The use of isotretinoin has been associated with an increase in plasma triglyceride concentrations. If hypertriglyceridemia cannot be controlled at an acceptable level or symptoms of pancreatitis occur, Isotretinoin should be discontinued. An increase in triglyceride concentration above 800 mg/dL or 9 mmol/L may be accompanied by the development of acute pancreatitis, possibly fatal.

Gastrointestinal disorders

The occurrence of inflammatory bowel disease (including regional ileitis) has been reported during isotretinoin therapy in patients without a history of bowel disorders. In patients with severe (hemorrhagic) diarrhea, Isotretinoin must be discontinued immediately.

High-risk patients

High-risk patients (with diabetes mellitus, obesity, alcoholism, or lipid metabolism disorders) may require more frequent laboratory monitoring of serum glucose and/or lipid concentrations during isotretinoin treatment. An increase in fasting blood sugar levels has been noted with the use of isotretinoin, and cases of diabetes mellitus have been diagnosed for the first time.
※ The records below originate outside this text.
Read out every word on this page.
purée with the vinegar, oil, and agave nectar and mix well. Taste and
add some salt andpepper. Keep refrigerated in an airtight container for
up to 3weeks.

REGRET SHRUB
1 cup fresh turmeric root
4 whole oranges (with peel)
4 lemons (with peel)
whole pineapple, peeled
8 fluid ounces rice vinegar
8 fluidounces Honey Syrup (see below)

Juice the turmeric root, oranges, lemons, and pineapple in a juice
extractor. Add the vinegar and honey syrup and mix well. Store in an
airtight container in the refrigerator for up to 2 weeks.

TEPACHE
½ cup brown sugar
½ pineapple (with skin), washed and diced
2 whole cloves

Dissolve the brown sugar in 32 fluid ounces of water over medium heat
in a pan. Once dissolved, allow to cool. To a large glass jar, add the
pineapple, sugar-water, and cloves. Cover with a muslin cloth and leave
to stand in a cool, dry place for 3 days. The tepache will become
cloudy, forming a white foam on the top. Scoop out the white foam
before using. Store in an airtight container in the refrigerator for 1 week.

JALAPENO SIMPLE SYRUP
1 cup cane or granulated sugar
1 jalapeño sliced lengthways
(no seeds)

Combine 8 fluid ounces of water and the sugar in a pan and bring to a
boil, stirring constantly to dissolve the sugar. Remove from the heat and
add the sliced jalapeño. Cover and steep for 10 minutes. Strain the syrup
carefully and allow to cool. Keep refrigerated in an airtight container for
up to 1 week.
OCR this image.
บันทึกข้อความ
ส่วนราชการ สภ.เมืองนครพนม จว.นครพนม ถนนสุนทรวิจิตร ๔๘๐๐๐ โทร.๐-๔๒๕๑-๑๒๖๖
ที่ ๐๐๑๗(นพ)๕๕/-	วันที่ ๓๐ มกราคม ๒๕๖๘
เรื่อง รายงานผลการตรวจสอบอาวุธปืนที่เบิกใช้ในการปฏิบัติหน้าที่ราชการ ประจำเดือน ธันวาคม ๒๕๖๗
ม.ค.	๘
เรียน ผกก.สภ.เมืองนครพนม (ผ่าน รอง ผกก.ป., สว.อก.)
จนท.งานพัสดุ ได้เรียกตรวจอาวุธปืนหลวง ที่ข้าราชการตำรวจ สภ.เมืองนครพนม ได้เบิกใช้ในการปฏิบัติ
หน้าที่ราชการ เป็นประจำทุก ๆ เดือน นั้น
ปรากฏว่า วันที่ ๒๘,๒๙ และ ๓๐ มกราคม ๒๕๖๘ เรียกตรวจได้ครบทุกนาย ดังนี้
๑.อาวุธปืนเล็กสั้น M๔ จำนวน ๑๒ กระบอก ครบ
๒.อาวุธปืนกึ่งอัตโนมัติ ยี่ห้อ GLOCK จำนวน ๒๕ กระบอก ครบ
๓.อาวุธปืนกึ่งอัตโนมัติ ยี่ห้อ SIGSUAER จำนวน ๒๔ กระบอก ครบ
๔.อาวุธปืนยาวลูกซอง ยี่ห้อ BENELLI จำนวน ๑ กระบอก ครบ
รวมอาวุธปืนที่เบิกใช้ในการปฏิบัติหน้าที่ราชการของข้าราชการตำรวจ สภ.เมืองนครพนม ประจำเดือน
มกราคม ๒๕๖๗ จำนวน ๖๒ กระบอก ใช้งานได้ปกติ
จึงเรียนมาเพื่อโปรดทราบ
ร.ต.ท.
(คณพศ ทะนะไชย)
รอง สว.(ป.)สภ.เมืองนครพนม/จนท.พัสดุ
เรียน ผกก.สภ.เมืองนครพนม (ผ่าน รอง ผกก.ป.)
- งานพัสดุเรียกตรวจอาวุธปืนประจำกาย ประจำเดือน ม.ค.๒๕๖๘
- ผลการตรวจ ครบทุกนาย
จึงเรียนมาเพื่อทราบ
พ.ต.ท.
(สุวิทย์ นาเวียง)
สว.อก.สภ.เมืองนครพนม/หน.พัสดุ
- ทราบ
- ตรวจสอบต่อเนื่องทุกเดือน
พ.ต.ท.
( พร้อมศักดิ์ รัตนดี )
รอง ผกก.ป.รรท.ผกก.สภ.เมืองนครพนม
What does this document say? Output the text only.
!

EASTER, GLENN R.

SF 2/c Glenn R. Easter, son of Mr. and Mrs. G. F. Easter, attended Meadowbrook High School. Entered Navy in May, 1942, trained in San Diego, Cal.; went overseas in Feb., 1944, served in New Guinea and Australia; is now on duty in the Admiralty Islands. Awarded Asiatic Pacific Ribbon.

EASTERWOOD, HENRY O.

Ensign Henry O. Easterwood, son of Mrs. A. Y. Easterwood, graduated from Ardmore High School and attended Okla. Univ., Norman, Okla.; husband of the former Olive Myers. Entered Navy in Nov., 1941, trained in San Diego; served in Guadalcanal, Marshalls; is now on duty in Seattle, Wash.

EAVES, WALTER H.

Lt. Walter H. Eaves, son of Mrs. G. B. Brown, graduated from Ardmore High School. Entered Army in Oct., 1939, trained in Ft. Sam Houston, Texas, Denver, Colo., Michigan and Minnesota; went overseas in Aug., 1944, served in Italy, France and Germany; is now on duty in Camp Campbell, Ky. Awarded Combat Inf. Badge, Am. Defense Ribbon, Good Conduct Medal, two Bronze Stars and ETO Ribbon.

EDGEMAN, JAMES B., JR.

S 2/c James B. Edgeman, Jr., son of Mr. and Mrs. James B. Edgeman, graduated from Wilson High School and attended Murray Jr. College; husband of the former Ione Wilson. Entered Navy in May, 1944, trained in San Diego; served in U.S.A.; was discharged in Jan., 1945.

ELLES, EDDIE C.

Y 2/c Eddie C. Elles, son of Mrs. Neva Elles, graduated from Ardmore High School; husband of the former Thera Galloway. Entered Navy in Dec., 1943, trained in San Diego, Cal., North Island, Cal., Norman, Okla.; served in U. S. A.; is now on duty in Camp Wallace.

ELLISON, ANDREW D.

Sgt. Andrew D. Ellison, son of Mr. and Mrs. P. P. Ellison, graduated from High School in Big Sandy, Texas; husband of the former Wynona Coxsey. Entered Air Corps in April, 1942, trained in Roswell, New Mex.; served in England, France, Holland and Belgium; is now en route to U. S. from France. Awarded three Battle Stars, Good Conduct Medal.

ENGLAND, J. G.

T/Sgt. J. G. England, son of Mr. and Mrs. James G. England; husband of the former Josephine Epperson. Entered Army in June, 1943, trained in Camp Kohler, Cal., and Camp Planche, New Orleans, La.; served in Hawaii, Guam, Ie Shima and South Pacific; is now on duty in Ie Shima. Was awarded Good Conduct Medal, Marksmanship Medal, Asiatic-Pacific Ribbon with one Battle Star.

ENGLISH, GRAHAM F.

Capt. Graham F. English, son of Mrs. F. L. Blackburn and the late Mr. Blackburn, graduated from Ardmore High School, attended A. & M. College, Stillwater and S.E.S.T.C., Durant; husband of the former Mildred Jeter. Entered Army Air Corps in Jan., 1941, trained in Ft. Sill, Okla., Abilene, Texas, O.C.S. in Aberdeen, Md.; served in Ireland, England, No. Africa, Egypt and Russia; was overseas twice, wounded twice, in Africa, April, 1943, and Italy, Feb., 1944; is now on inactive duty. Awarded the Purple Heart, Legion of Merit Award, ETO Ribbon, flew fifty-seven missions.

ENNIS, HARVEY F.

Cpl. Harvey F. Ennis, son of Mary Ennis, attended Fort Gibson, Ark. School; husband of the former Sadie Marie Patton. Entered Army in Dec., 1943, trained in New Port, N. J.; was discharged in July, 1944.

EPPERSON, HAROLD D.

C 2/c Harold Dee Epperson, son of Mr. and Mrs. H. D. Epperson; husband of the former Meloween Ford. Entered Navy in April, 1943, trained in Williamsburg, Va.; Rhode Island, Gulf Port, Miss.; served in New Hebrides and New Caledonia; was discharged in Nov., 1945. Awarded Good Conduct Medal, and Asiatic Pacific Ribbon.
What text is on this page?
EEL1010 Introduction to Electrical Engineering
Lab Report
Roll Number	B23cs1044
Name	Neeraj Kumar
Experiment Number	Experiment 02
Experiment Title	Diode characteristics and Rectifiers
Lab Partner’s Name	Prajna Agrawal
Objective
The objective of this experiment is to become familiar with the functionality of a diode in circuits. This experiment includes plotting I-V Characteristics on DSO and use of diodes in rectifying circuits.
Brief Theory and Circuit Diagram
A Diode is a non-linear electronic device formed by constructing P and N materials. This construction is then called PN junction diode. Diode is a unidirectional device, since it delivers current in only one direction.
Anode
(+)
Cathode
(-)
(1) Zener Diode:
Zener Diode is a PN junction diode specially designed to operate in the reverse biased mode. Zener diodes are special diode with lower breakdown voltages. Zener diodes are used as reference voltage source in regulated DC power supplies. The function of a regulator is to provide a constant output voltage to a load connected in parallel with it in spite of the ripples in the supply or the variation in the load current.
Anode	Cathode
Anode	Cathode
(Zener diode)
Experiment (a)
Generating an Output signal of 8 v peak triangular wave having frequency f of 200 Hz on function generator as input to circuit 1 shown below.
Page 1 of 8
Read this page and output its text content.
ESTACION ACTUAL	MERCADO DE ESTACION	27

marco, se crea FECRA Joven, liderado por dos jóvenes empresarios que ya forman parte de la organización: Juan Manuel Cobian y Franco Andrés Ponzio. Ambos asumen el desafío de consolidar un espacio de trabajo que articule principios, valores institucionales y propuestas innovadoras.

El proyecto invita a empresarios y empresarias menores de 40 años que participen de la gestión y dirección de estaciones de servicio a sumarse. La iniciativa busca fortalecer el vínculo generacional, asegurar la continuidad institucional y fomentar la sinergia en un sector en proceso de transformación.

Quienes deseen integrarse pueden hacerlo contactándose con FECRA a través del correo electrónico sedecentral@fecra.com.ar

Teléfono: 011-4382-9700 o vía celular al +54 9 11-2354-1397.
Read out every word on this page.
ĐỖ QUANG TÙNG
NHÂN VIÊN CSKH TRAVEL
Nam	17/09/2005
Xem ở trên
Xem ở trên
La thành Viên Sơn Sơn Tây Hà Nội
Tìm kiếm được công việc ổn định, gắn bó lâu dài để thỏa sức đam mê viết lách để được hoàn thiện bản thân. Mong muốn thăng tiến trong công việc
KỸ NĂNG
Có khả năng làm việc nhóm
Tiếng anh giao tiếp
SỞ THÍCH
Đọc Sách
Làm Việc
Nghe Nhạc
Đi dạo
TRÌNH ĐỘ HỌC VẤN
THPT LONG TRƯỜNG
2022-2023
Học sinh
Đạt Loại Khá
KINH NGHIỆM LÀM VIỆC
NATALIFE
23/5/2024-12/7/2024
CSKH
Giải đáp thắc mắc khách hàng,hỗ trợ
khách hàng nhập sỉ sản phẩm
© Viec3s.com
Effect on the ability to drive vehicles and operate machinery

Roaccutane^® may affect the ability to drive vehicles and operate machinery.

Drug Interactions

Vitamin A and Isotretinoin should not be used concomitantly due to the risk of hypervitaminosis A.

Cases of benign intracranial hypertension (“pseudotumor cerebri”) have been observed with the concomitant use of tetracyclines and isotretinoin; the use of tetracyclines concomitantly with isotretinoin should be avoided.

Concomitant use with topical keratolytic or exfoliative agents for the treatment of acne should be avoided due to possible increased local irritation.

Storage Conditions

Store at 2°C (36°F) to 25°C (77°F). Keep in original packaging, protected from light. Keep out of reach of children.

Dispensing Status

Rx Only

Important Safety Information

This information is for educational purposes only and does not replace professional medical advice. Always consult your doctor before use. Dosage and side effects may vary. Use only as prescribed.